My second hope and dream: For brewers in the North and East of Lancashire to start taking some risks. A land of rain, intensely beautiful landscapes and ubiquitous English Pale Ale, I'd be over the moon to see some local brewers who I've always had soft spots for to realise that all they're doing is putting out three variations on a theme plus a dark one. Sorry. This is just how I feel. And I'll name names if you want - I'm from Lancaster so people always buy me Lancaster beers. They send me to sleep. Let's have some energy, guys! Let's make something special! Let's put our vast Area of Outstanding Natural Beauty on the map for excellent beers as well as the historical relevance of its rivers and wildlife. Create the demand by converting your loyal drinkers - you've got thousands. Help everybody out.

My third hope and dream is that the RV, or Ribble Valley to you, takes hold of it's smoulderings of a scene and cultivates them into a big blazing firework display. Currently, the beer scene in this part of the world is small and interesting, with a few individuals helping to push it along. We have The Ale House, doing its bit to teach local drinkers about the unnecessary idiocy of finings and the taste of exotic hops, bacteria and non-traditional ingredients, hosting beers from Vocation, Beavertown, Magic Rock, Fourpure and Blackjack - still strange and enticing names to most customers. We have Holmes Mill, a huge new development including the new site for Bowland Brewery, which brings hundreds of different brews from across the UK (all cask, some cans) to the area. We have our traditional locals doing their bit for interesting, CAMRA-approved breweries (all cask, again). We have American-style bars selling bottles of Sierra Nevada and pints of Blue Moon. Not bad for an area closer to the Dales than to the Northern Quarter, but there's definitely still room to do better. I feel like Clitheroe is on the cusp of becoming a destination. Maybe I'm biased. Maybe it's because I have my own designs on the area. Whatever it is, I hope I start seeing movement in the right direction soon or I'll have to move to Ilkley.

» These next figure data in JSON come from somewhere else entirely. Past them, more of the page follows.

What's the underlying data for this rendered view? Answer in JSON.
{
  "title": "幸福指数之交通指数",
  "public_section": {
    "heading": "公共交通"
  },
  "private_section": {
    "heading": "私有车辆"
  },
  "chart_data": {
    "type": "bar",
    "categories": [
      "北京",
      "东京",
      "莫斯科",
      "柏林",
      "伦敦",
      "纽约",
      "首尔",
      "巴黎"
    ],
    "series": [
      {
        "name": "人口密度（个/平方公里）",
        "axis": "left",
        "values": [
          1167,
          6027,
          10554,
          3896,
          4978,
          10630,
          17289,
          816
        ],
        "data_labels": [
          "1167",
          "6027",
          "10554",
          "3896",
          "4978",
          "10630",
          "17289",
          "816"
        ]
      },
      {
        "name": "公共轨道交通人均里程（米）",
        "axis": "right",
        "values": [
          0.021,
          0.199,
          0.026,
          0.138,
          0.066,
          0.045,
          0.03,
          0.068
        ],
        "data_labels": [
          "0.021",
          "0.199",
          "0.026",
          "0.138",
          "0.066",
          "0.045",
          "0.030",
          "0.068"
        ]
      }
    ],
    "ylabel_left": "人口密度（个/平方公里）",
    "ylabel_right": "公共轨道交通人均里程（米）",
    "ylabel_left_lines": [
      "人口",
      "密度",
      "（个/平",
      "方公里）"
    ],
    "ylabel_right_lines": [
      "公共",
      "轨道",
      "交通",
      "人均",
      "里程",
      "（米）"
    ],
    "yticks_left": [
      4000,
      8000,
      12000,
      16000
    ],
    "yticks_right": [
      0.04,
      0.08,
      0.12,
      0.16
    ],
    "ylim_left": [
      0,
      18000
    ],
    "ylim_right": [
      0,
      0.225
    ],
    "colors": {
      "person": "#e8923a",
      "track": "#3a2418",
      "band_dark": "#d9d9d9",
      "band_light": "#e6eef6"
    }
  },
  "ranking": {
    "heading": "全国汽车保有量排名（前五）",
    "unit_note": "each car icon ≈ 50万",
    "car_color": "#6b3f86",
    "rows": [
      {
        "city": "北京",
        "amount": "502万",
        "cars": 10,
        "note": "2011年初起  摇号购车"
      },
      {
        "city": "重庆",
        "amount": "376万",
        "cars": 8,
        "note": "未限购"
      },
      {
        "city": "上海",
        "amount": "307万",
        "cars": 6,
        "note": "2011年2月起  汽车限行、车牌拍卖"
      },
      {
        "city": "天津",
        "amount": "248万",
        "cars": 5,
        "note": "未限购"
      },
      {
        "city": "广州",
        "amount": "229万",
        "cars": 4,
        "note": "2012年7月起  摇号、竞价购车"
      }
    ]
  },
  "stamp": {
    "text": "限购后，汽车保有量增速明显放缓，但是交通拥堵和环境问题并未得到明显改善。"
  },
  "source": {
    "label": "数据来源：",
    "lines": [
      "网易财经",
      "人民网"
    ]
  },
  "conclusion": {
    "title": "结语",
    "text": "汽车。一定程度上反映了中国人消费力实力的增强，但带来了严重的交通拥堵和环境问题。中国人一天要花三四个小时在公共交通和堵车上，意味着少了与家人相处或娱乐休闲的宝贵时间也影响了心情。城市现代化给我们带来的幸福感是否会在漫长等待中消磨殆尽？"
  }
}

My fourth and final hope is that the larger towns in the area start taking the lead of exciting little places like Hebden Bridge and building their own beer scenes. Lancaster, I'm looking at you. What are you doing right now? You're a student town with a stale nightlife looking for something new - surely you can cobble together a couple of home-grown craft beer pubs before Brewdog move in? Draw a circle between Burnley, Barnoldswick to Lancaster back to Blackburn. Look at that bubble, my bubble. There's barely any craft beer in that bubble. See my point?